Friday, June 13, 2008

Xuan Pi Nai (Steam Milk Custard)

Milk has always been one of my favourite indulgence. For me, it goes well with cookies, crackers, biscuits, pastries, cakes, chocolates & even ice-cream. Besides, it's good for strong teeth & bones which I am in dire need of.

In fact, I am such a fan of milk that even a super cutey-pie 5-year old girl once said this to me, 'Hah? You still drink milk?' Her name was Ashleigh, & I will remember her till the ends of my days.

So I was naturally drawn to this shop like a cow when I was told that they had this Steam Milk Custard which I knew nothing about.

This is what they looked like. I guess they were pre-made, so when tourists like us dropped by, they would just microwa-- uhh, steam them for us in a jiffy.

The interior of the shop looked like any food shop in Hong Kong. There wasn't anything spectacular about it.

I don't know what these were but they sure looked like instant mix-with-water milk custard pieces.

This is the owner of the shop. You can tell he's extremely passionate & proud of his creation, & he likes cows.
The uncle looked like the type who would breed his own cows, nurse the calves to maturity, & milk them himself.

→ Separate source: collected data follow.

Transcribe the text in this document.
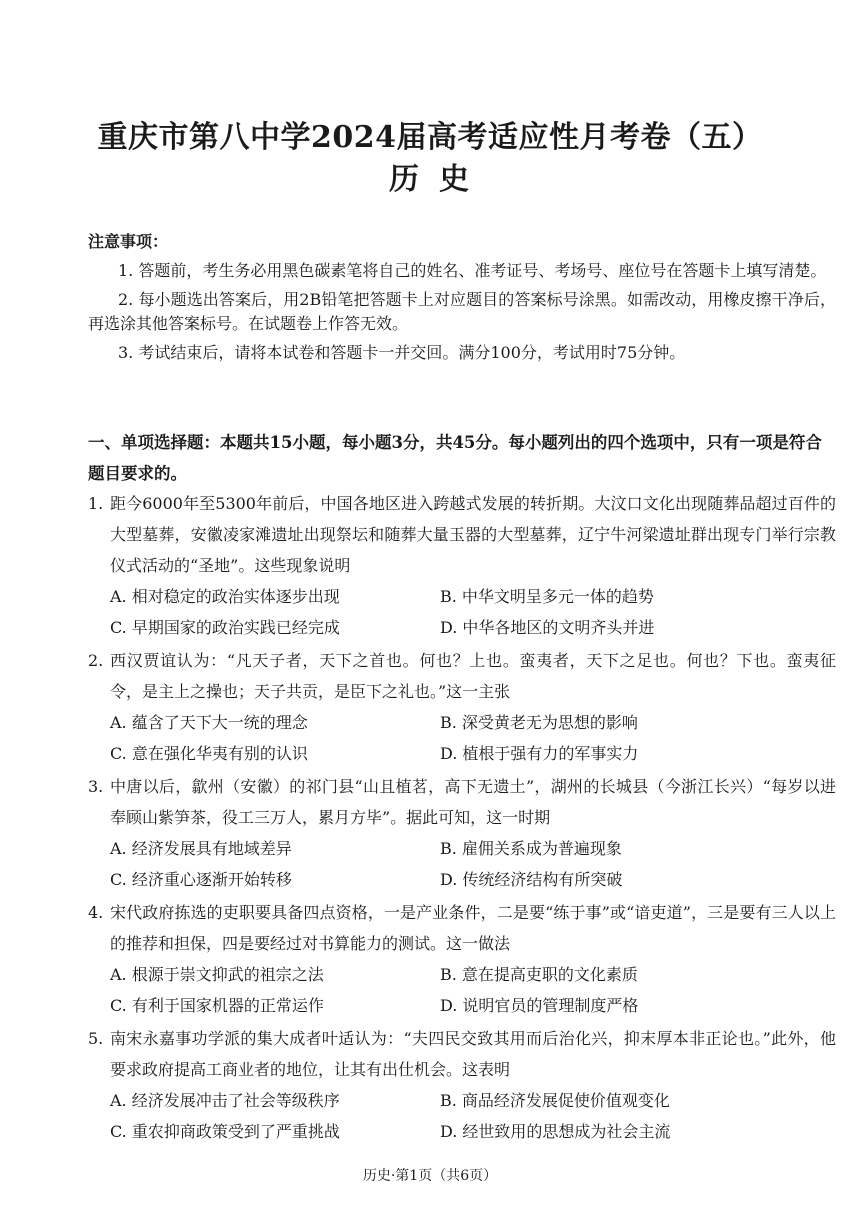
重庆市第八中学2024届高考适应性月考卷（五）
历史
注意事项：
1. 答题前，考生务必用黑色碳素笔将自己的姓名、准考证号、考场号、座位号在答题卡上填写清楚。
2. 每小题选出答案后，用2B铅笔把答题卡上对应题目的答案标号涂黑。如需改动，用橡皮擦干净后，再选涂其他答案标号。在试题卷上作答无效。
3. 考试结束后，请将本试卷和答题卡一并交回。满分100分，考试用时75分钟。
一、单项选择题：本题共15小题，每小题3分，共45分。每小题列出的四个选项中，只有一项是符合题目要求的。
1. 距今6000年至5300年前后，中国各地区进入跨越式发展的转折期。大汶口文化出现随葬品超过百件的大型墓葬，安徽凌家滩遗址出现祭坛和随葬大量玉器的大型墓葬，辽宁牛河梁遗址群出现专门举行宗教仪式活动的“圣地”。这些现象说明
A. 相对稳定的政治实体逐步出现	B. 中华文明呈多元一体的趋势
C. 早期国家的政治实践已经完成	D. 中华各地区的文明齐头并进
2. 西汉贾谊认为：“凡天子者，天下之首也。何也？上也。蛮夷者，天下之足也。何也？下也。蛮夷征令，是主上之操也；天子共贡，是臣下之礼也。”这一主张
A. 蕴含了天下大一统的理念	B. 深受黄老无为思想的影响
C. 意在强化华夷有别的认识	D. 植根于强有力的军事实力
3. 中唐以后，歙州（安徽）的祁门县“山且植茗，高下无遗土”，湖州的长城县（今浙江长兴）“每岁以进奉顾山紫笋茶，役工三万人，累月方毕”。据此可知，这一时期
A. 经济发展具有地域差异	B. 雇佣关系成为普遍现象
C. 经济重心逐渐开始转移	D. 传统经济结构有所突破
4. 宋代政府拣选的吏职要具备四点资格，一是产业条件，二是要“练于事”或“谙吏道”，三是要有三人以上的推荐和担保，四是要经过对书算能力的测试。这一做法
A. 根源于崇文抑武的祖宗之法	B. 意在提高吏职的文化素质
C. 有利于国家机器的正常运作	D. 说明官员的管理制度严格
5. 南宋永嘉事功学派的集大成者叶适认为：“夫四民交致其用而后治化兴，抑末厚本非正论也。”此外，他要求政府提高工商业者的地位，让其有出仕机会。这表明
A. 经济发展冲击了社会等级秩序	B. 商品经济发展促使价值观变化
C. 重农抑商政策受到了严重挑战	D. 经世致用的思想成为社会主流
历史·第1页（共6页）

And if you didn't like his milk, he will take offence. But of course, when the Steam Milk Custard looked like this, how can you not like it.

This is the real deal. It's whiter than snow, softer than cotton wool, & smoother than tofu. I don't know how the uncle did it. It looks like thick custard, but when you put it in your mouth you realise that it is actually a very fine & thin layer of milk.

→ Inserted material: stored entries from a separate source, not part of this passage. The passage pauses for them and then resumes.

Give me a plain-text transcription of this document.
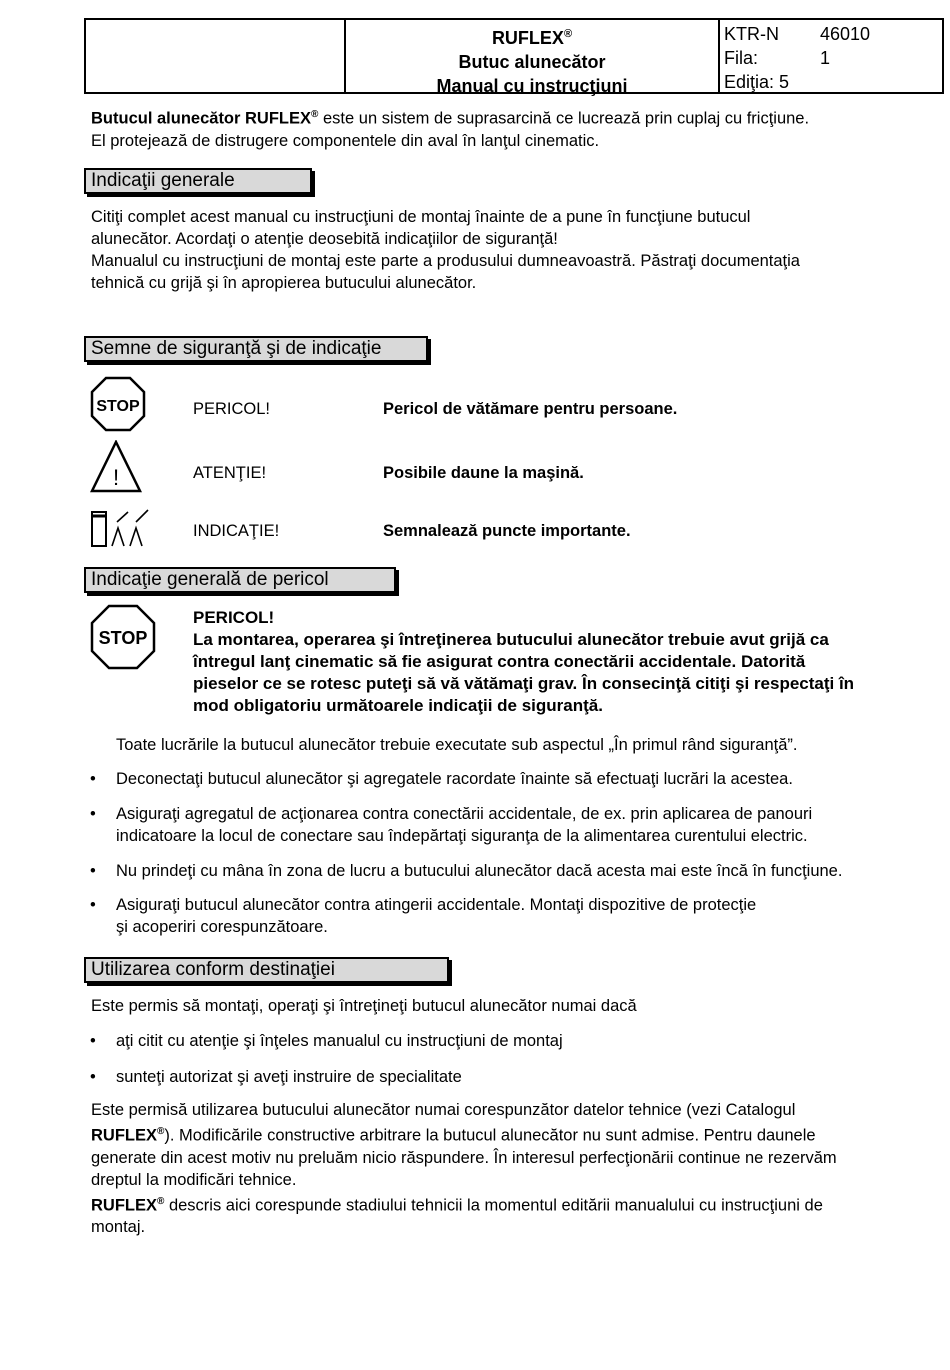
RUFLEX®
Butuc alunecător
Manual cu instrucţiuni
KTR-N	46010
Fila:	1
Ediţia: 5
Butucul alunecător RUFLEX® este un sistem de suprasarcină ce lucrează prin cuplaj cu fricţiune.
El protejează de distrugere componentele din aval în lanţul cinematic.
Indicaţii generale
Citiţi complet acest manual cu instrucţiuni de montaj înainte de a pune în funcţiune butucul
alunecător. Acordaţi o atenţie deosebită indicaţiilor de siguranţă!
Manualul cu instrucţiuni de montaj este parte a produsului dumneavoastră. Păstraţi documentaţia
tehnică cu grijă şi în apropierea butucului alunecător.
Semne de siguranţă şi de indicaţie
STOP	PERICOL!	Pericol de vătămare pentru persoane.
!	ATENŢIE!	Posibile daune la maşină.
INDICAŢIE!	Semnalează puncte importante.
Indicaţie generală de pericol
STOP
PERICOL!
La montarea, operarea şi întreţinerea butucului alunecător trebuie avut grijă ca
întregul lanţ cinematic să fie asigurat contra conectării accidentale. Datorită
pieselor ce se rotesc puteţi să vă vătămaţi grav. În consecinţă citiţi şi respectaţi în
mod obligatoriu următoarele indicaţii de siguranţă.
Toate lucrările la butucul alunecător trebuie executate sub aspectul „În primul rând siguranţă”.
• Deconectaţi butucul alunecător şi agregatele racordate înainte să efectuaţi lucrări la acestea.
• Asiguraţi agregatul de acţionarea contra conectării accidentale, de ex. prin aplicarea de panouri
indicatoare la locul de conectare sau îndepărtaţi siguranţa de la alimentarea curentului electric.
• Nu prindeţi cu mâna în zona de lucru a butucului alunecător dacă acesta mai este încă în funcţiune.
• Asiguraţi butucul alunecător contra atingerii accidentale. Montaţi dispozitive de protecţie
şi acoperiri corespunzătoare.
Utilizarea conform destinaţiei
Este permis să montaţi, operaţi şi întreţineţi butucul alunecător numai dacă
• aţi citit cu atenţie şi înţeles manualul cu instrucţiuni de montaj
• sunteţi autorizat şi aveţi instruire de specialitate
Este permisă utilizarea butucului alunecător numai corespunzător datelor tehnice (vezi Catalogul
RUFLEX®). Modificările constructive arbitrare la butucul alunecător nu sunt admise. Pentru daunele
generate din acest motiv nu preluăm nicio răspundere. În interesul perfecţionării continue ne rezervăm
dreptul la modificări tehnice.
RUFLEX® descris aici corespunde stadiului tehnicii la momentul editării manualului cu instrucţiuni de
montaj.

It's almost like drinking milk, but you know it's different. How shall I put it - it's like bordering between being a custard & being just plain warmed up milk. I guess the success of it is that the uncle found the perfect balance.

There were other types of flavours, but at that point of the trip we didn't care anymore cos we were full up to our eye balls.

1 comment:

Anonymous said...

Those are not instant mix-with-water milk custard pieces, they were somthing like milk mixing with salt and then dried, it is very salty so it is put in soups or eaten with plain rice, the water is plan very salty water.